# coldwater river smallmouth



## tcba1987 (Jun 22, 2004)

what do you all reccommend i try this time of year for river smallmouth ?? i dont usually use live bait but will if thats all they hit this time of year. when do the smallies quit bitng in rivers is there a certain temp range or will they bite all winter if there is open water to fish ?? also do any of you have luck on buzzbaits in rivers?? i know a fellow who swears they are the best big smallmouth bait that there is whats you alls opinion ?? oh yeah im limited to bankfishing so keep that in mind. what areas should i be trying ?? the same ones i fished all summer or what ???


----------



## johnboy111711 (Apr 7, 2004)

you might want to try some tubes, they always work well for me. also small hair jigs, leetches, minnows, craws work well. crank baits such as big O's and jerk baits like rapalas work well too


----------



## JBJ (Apr 11, 2004)

In shallow rivers I get bites year round with small crankbaits and fairly often with small spinnerbaits. I will fish as long as there isn't ice forming.


----------



## WLB (Apr 6, 2004)

I wade the river I fish for smallies, last week same as always I caught some on small rooster tails but got most on a small silver and black floating rapala fished around rock piles and current eddies. I use the same rooster tails I use for white bass in the spring in chartreuse, black or white. I fish smallies on the river till late november, early December or till the river gets high and muddy.

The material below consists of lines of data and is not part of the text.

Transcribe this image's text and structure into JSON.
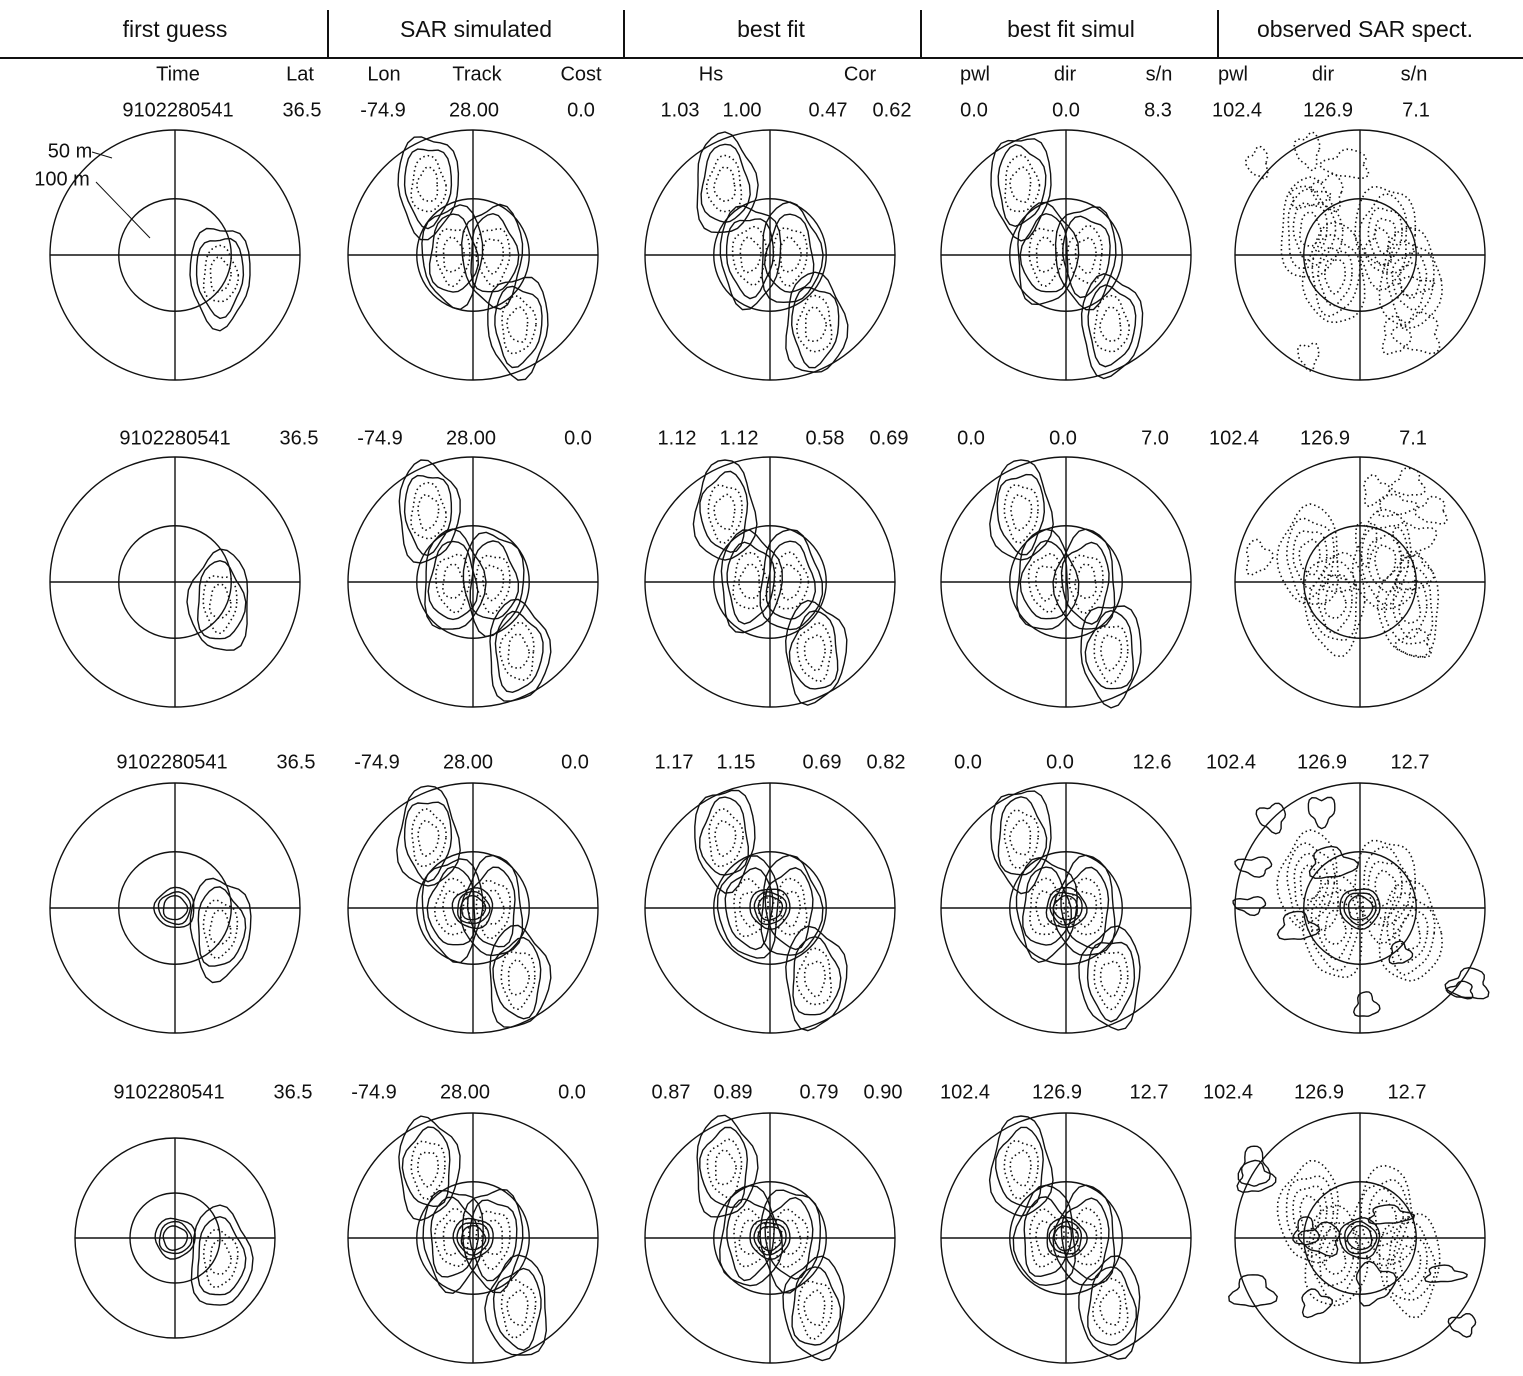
{
  "headers": [
    "first guess",
    "SAR simulated",
    "best fit",
    "best fit simul",
    "observed SAR spect."
  ],
  "subheaders": [
    "Time",
    "Lat",
    "Lon",
    "Track",
    "Cost",
    "Hs",
    "Cor",
    "pwl",
    "dir",
    "s/n",
    "pwl",
    "dir",
    "s/n"
  ],
  "rows": [
    [
      "9102280541",
      "36.5",
      "-74.9",
      "28.00",
      "0.0",
      "1.03",
      "1.00",
      "0.47",
      "0.62",
      "0.0",
      "0.0",
      "8.3",
      "102.4",
      "126.9",
      "7.1"
    ],
    [
      "9102280541",
      "36.5",
      "-74.9",
      "28.00",
      "0.0",
      "1.12",
      "1.12",
      "0.58",
      "0.69",
      "0.0",
      "0.0",
      "7.0",
      "102.4",
      "126.9",
      "7.1"
    ],
    [
      "9102280541",
      "36.5",
      "-74.9",
      "28.00",
      "0.0",
      "1.17",
      "1.15",
      "0.69",
      "0.82",
      "0.0",
      "0.0",
      "12.6",
      "102.4",
      "126.9",
      "12.7"
    ],
    [
      "9102280541",
      "36.5",
      "-74.9",
      "28.00",
      "0.0",
      "0.87",
      "0.89",
      "0.79",
      "0.90",
      "102.4",
      "126.9",
      "12.7",
      "102.4",
      "126.9",
      "12.7"
    ]
  ],
  "ring_labels": [
    "50 m",
    "100 m"
  ]
}
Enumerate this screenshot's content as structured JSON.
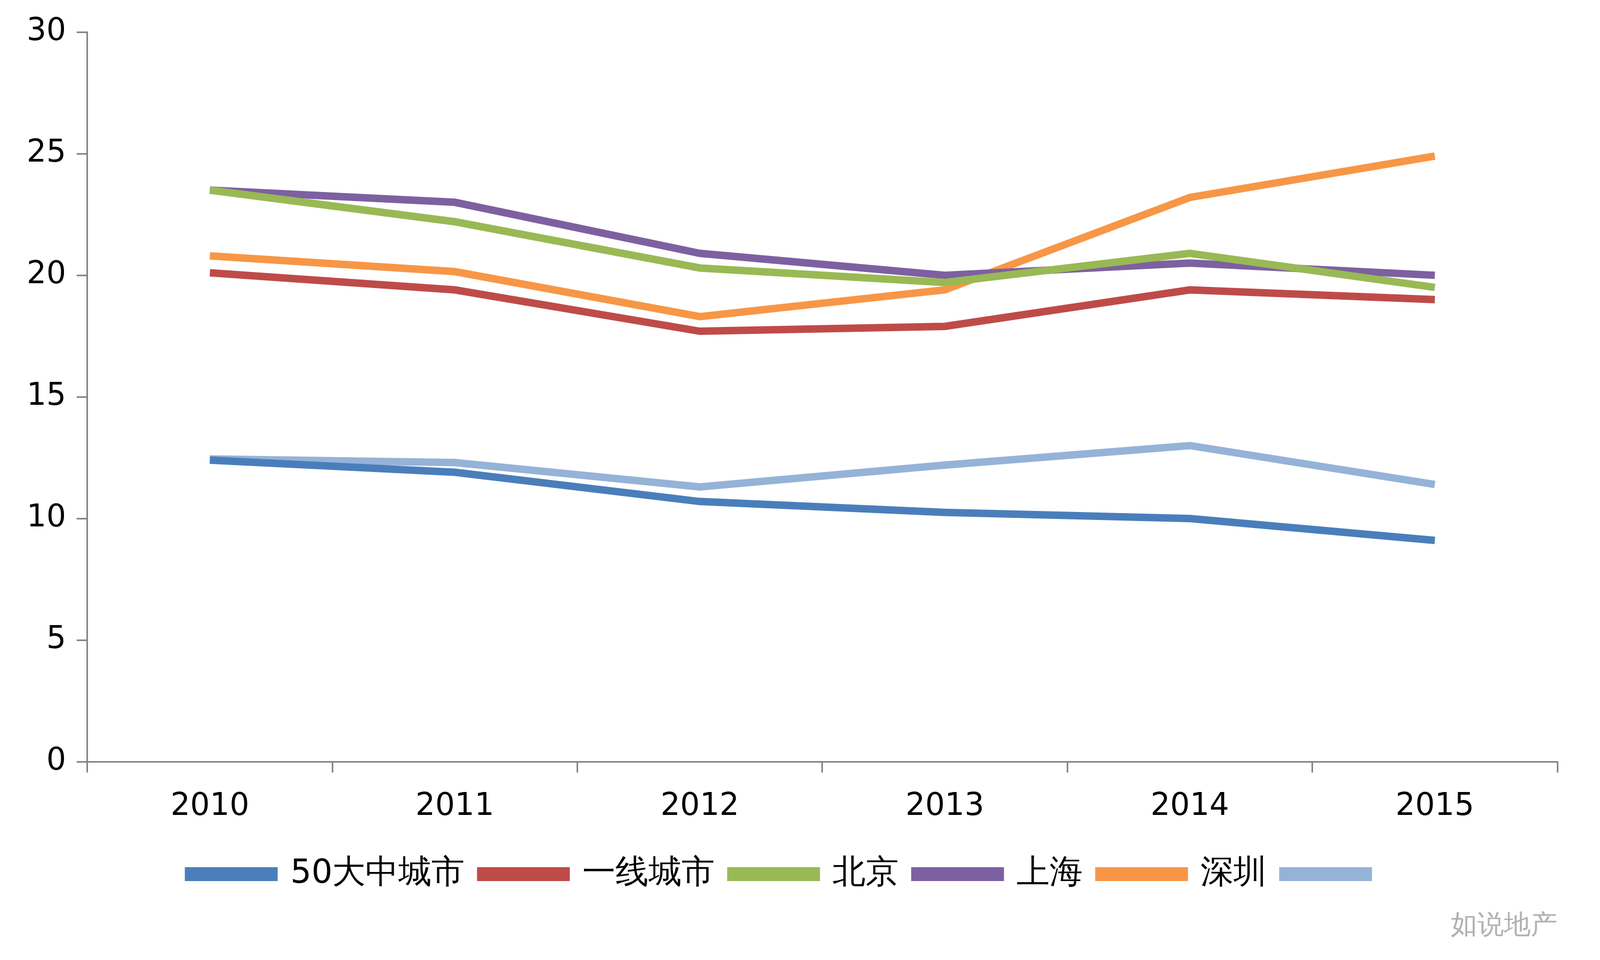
{
  "chart_data": {
    "type": "line",
    "categories": [
      "2010",
      "2011",
      "2012",
      "2013",
      "2014",
      "2015"
    ],
    "series": [
      {
        "name": "50大中城市",
        "color": "#4A7EBB",
        "values": [
          12.4,
          11.9,
          10.7,
          10.25,
          10.0,
          9.1
        ]
      },
      {
        "name": "一线城市",
        "color": "#BE4B48",
        "values": [
          20.1,
          19.4,
          17.7,
          17.9,
          19.4,
          19.0
        ]
      },
      {
        "name": "北京",
        "color": "#98B954",
        "values": [
          23.5,
          22.2,
          20.3,
          19.7,
          20.9,
          19.5
        ]
      },
      {
        "name": "上海",
        "color": "#7D60A0",
        "values": [
          23.5,
          23.0,
          20.9,
          20.0,
          20.5,
          20.0
        ]
      },
      {
        "name": "深圳",
        "color": "#F79646",
        "values": [
          20.8,
          20.15,
          18.3,
          19.4,
          23.2,
          24.9
        ]
      },
      {
        "name": null,
        "color": "#95B3D7",
        "values": [
          12.45,
          12.3,
          11.3,
          12.2,
          13.0,
          11.4
        ]
      }
    ],
    "ylim": [
      0,
      30
    ],
    "yticks": [
      0,
      5,
      10,
      15,
      20,
      25,
      30
    ],
    "grid": false,
    "legend": "bottom",
    "watermark": "如说地产"
  }
}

I work the lures slow but every once in a while they like that rooster tail as fast as I can fish it. The leaves are a problem, if you don't get a fish on a cast you get a leaf, Good Luck


----------



## Procraftboats21 (Apr 6, 2004)

try a small hair jig tipped with a uncle josh spin frog, deadly in cold water.


----------



## Flipp (Apr 5, 2004)

I fish rivers almost year round I use tubes, cranks, blade baits, and a hair jig with twister tail on it.


----------



## RiverRat (Apr 5, 2004)

I know many that catch all through the winter using scaled down plastics..i prefer a much different method, but both work well. My personal opinion is that my style produces more and better fish....but i dont talk about how i go about catching them on the internet..sorry.
My biggest smallies of the year come in the months between Oct.-March when the water temps are 55 degrees and lower. I had 2 yrs. in a row that i caught a smallie every month of the year. Most of the time Jan. is my hardest month because its usually the coldest and unstable during winter.
I have caught(AND released) 8 fish Ohio smallies over the past five years, one of them out of a stream that is one of the hardest to catch a smallie of that size. It all depends on many factors, but starting with a QUALITY smallmouth river/stream is #1 in my book. My avg. is in the 17-18" range for sure, yea i catch the small ones too, but the majority are the bigger fish.

Many smallie anglers hang up there gear in mid Oct. which is a very good thing for me and my few friends that know better...its VERY rare for us to see another angler along the waters we fish...not that im complaining..lol

Good luck to ya, winter fishing is not for some, but give it a go,
Scott


----------



## fishing_marshall (Jun 12, 2004)

Are smallmouth found in the same areas all year around or usually deep water in the winter?


----------



## Action (Apr 8, 2004)

fishing_marshall said:


> Are smallmouth found in the same areas all year around or usually deep water in the winter?


They go to deep wintering holes, usually where there's some current close by.
Smallmouth will swim many miles to get into the right holes.
This is why you can pound them in the winter if you can find them. They stack up heavy and don't feed a whole lot, but if you can find them you can catch them with some knowhow.


----------



## fishingredhawk (Apr 14, 2004)

Lately on the Scioto in Columbus, I've been doing well on yellow/white/orange 3" tubes, and suspending cranks (rouges, husky jerks). Good luck


----------



## spinwader (Feb 18, 2009)

i'm close to you....do you go down near the 5th ave. bridge?


----------



## Gone Fission (Mar 13, 2005)

He might not answer..the thread is 5 years old.


----------